Reiserecht | Lesezeit: ca. 30 Minuten

Art. 4 Abs. 3 der Verordnung (EG) Nr. 261/2004 des Europäischen Parlaments und des Rates vom 11. Februar 2004 über eine gemeinsame Regelung für Ausgleichs- und Unterstützungsleistungen für Fluggäste im Fall der Nichtbeförderung und bei Annullierung oder großer Verspätung von Flügen und zur Aufhebung der Verordnung (EWG) Nr. 295/91 in Verbindung mit Art. 2 Buchst. j der Verordnung Nr. 261/2004 ist dahin auszulegen, dass ein Fluggast, der im Rahmen einer Pauschalreise eine bestätigte Buchung für einen Flug hatte, vom ausführenden Luftfahrtunternehmen die Ausgleichsleistung im Sinne von Art. 7 Abs. 1 der Verordnung verlangen kann, wenn der Reiseveranstalter dem Fluggast – ohne zuvor das Luftfahrtunternehmen hierüber zu informieren – mitgeteilt hat, dass der ursprünglich vorgesehene Flug nicht durchgeführt werde, obwohl dieser wie vorgesehen stattfand.

Der Entscheidung lag der nachfolgende Sachverhalt zugrunde:

Rechtssache C-650/23

Einem Fluggast, DW, wurde die Buchung seines (Rück-)Fluges von Heraklion (Griechenland) nach Linz (Österreich) von dem Reiseunternehmen, bei dem er eine Pauschalreise gebucht hatte, bestätigt. Dieser von E durchzuführende Rückflug war für den 29. September 2019 vorgesehen und hätte um 18 Uhr in Heraklion starten und um 20 Uhr in Linz ankommen sollen (im Folgenden: ursprünglich geplanter Rückflug).

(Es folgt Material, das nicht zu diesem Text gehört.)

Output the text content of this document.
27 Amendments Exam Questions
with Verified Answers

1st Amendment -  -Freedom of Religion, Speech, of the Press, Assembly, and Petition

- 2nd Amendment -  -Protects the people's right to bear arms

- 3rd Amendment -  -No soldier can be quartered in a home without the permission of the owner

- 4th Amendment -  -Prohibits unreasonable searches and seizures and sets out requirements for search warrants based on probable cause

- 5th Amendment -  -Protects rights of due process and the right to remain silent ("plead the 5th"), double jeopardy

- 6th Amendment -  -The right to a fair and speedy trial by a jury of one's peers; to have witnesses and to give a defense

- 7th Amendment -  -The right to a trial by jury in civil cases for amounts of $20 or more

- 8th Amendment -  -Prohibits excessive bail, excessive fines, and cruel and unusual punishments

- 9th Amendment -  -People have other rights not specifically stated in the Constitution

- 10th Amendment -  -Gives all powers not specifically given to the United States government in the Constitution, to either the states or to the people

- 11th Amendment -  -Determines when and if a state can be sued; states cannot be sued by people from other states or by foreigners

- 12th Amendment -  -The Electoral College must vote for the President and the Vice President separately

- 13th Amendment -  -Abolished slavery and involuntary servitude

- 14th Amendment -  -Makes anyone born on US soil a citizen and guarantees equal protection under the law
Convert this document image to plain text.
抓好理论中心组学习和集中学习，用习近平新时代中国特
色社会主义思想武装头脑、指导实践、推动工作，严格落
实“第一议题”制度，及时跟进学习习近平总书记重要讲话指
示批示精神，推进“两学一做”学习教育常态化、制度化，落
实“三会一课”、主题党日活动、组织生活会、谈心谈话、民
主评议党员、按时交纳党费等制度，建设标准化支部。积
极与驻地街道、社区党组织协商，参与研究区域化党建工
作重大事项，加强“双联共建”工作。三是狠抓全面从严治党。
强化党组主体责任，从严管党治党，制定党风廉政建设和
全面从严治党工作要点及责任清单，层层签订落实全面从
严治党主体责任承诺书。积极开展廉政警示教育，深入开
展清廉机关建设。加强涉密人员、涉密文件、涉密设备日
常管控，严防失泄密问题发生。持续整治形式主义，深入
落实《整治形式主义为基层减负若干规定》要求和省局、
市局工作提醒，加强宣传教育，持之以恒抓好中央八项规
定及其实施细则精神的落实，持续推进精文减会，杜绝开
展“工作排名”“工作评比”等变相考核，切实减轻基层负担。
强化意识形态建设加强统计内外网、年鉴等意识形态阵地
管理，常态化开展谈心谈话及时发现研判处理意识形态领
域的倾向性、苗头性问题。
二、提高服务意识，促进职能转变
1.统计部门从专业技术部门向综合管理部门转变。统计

Am 28. September 2019 teilte der Reiseveranstalter diesem Fluggast mit, dass sich die Flugzeiten und der Zielflughafen seines Rückflugs geändert hätten. Gemäß dieser Mitteilung war Endziel dieses Fluges nun Wien-Schwechat (Österreich) und der Abflug sollte am 29. September 2019 um 23.30 Uhr erfolgen. Es gibt keinen Hinweis darauf, dass diese Mitteilung durch irgendein Verhalten von E veranlasst wurde.

E, ein Mitglied der International Air Transport Association (IATA), ist ein Charterunternehmen und führt als solches selbst keine Flugbuchungen durch. Rund 24 Stunden vor Abflug erhielt E eine Passagierliste mit den Vor- und den Nachnamen aller zu befördernden Passagiere; weitere Kontaktdaten wurden ihr vom Reiseveranstalter nicht zur Verfügung gestellt. Auf dieser Liste war der Name von DW nicht enthalten.

Aufgrund der Mitteilung vom 28. September 2019 fand sich DW nicht zur Abfertigung des ursprünglich geplanten Rückflugs ein.

DW verlangte von E Schadensersatz in Höhe von 400 Euro zuzüglich Zinsen und stützte sich dabei auf Art. 7 Abs. 1 Buchst. b der Verordnung Nr. 261/2004. Da der Reiseveranstalter im Namen des Luftfahrtunternehmens einen Flugschein ausstellen dürfe, gelte zwangsläufig dasselbe für alle späteren Änderungen seiner Buchung. Insoweit könne ihm nicht vorgeworfen werden, dass er sich nicht zur Abfertigung des ursprünglich geplanten Rückflugs eingefunden habe, da ihm seine Umbuchung auf einen anderen Flug mitgeteilt worden sei. Ihm sei daher gegen seinen Willen der Einstieg ab dem Zeitpunkt der Umbuchung verweigert worden, so dass er einen Anspruch auf Ausgleichsleistung habe.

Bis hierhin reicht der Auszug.